Sin stepped into the lee of a building, leaning into the ancient climbing fig that covered so much of the wall to check his messages. His hair frizzing from its tight braid in the humid air that promised later storms, forming a messy halo in the light from his phone’s screen.
Athelstan’s message made him smile. The talented art student had sent him a photo of his latest work, a painting of Sin as St Sebastian, his body half turned away, face in shadow so the arrows down his flank stood out in bright contrast. It was beautiful! Sin had been very hesitant to pose in any way that fully showed his... deformity but Athelstan had been understanding and happy to work with poses that made Sin comfortable. For someone who came across so sweetly naive, Athelstan was surprisingly incurious about Sin’s... difference, never pushing or asking more than Sin was willing to tell.
And he paid generously for Sin’s time. More than most would be willing to pay for a life model. More than most would be willing to pay without expecting something more.
The thought made his shudder and delete the next three messages, all of them from a certain art modelling agent who was more than happy to find Sin high paying gigs with bonuses. It was an arrangement Sin wished he’d never entered into. But tutoring alone couldn’t keep a roof over his head.
Trying to push that bile inducing thought aside, he slipped into the great edifice of the Arts building. He had planned just to take the long way to the study hall, detouring via the new works on display in the hallways but the sounds of applause caught his attention.

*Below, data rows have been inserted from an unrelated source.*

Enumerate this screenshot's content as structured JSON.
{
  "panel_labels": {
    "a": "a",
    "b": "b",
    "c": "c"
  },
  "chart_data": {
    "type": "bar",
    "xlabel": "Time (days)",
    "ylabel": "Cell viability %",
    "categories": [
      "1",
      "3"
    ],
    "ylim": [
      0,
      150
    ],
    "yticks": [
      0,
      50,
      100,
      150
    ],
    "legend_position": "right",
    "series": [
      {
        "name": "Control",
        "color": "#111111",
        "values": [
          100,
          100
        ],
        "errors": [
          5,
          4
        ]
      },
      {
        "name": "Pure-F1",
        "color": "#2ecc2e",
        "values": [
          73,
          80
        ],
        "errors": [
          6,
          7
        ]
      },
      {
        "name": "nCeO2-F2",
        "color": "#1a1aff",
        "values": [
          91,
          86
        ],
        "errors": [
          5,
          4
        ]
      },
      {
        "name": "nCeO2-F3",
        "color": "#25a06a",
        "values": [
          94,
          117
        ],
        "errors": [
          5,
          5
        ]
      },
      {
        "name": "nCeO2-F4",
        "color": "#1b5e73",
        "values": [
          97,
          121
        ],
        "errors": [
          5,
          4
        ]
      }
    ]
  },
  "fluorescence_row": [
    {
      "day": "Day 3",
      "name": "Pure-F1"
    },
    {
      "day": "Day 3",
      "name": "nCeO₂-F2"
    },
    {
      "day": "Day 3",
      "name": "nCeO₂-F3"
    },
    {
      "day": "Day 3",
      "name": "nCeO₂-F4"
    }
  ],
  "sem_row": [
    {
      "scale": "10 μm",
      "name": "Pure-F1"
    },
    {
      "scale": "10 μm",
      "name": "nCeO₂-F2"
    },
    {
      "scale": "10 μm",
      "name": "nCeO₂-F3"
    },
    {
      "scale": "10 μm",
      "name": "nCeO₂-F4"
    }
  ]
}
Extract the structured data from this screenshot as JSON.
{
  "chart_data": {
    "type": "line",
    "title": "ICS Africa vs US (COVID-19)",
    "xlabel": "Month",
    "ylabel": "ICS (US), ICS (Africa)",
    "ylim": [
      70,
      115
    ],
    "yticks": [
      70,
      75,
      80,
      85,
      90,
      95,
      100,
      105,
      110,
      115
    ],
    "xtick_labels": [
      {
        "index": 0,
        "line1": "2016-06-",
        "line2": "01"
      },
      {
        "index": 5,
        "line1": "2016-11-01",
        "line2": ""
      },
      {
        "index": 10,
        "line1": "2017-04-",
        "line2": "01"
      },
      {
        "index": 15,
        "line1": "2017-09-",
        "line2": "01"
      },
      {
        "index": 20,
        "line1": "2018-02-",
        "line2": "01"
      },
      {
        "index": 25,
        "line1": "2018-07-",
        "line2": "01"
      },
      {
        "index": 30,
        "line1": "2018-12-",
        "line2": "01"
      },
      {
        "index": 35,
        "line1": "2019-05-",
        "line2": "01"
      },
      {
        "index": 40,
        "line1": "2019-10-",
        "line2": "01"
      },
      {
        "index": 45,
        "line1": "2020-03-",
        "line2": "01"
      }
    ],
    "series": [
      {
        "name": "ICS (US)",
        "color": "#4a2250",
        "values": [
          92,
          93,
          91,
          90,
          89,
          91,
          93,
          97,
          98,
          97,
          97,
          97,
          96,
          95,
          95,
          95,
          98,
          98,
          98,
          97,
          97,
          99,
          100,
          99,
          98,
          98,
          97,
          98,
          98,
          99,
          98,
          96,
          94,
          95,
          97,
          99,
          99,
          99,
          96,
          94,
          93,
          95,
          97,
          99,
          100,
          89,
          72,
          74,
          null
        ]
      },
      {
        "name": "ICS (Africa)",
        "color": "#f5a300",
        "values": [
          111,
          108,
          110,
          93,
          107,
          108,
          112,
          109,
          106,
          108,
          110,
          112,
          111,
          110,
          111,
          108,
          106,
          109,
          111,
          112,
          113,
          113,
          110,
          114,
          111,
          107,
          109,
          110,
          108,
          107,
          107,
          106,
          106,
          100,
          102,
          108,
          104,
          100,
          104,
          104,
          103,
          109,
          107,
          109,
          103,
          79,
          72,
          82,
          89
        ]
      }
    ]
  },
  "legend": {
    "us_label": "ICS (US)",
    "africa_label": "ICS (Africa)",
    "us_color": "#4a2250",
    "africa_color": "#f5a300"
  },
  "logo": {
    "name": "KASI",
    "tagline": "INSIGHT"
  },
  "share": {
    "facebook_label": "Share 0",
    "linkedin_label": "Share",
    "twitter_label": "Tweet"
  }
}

He drifted to the door of one of the larger auditoriums just in time to hear Doctor Roman Fell, curator of the Capponi Library introduced. He hadn’t meant to linger but the man who stepped onto the podium had a presence about him. Sin found himself slipping into a seat at the back, his violin case hugged to his chest as he rested his chin on it’s neck curve to listen.
There was something compellingly visceral about the way the doctor spoke of the dark passions of Caravaggio. Something sensual, bordering on sexual. In the heavy half light of the theatre and lingering warmth of late summer, Sin found himself his hypnotised, enthralled.
He lingered as the lecture ended and the art history students broke into groups to discussed or filed out in search of coffee. He had no real reason to linger. After all, he was intruding here, far from his current school of study. Realising he was being foolish, he gathered his things and stood to leave, meaning to slip between the thinning crowd unnoticed.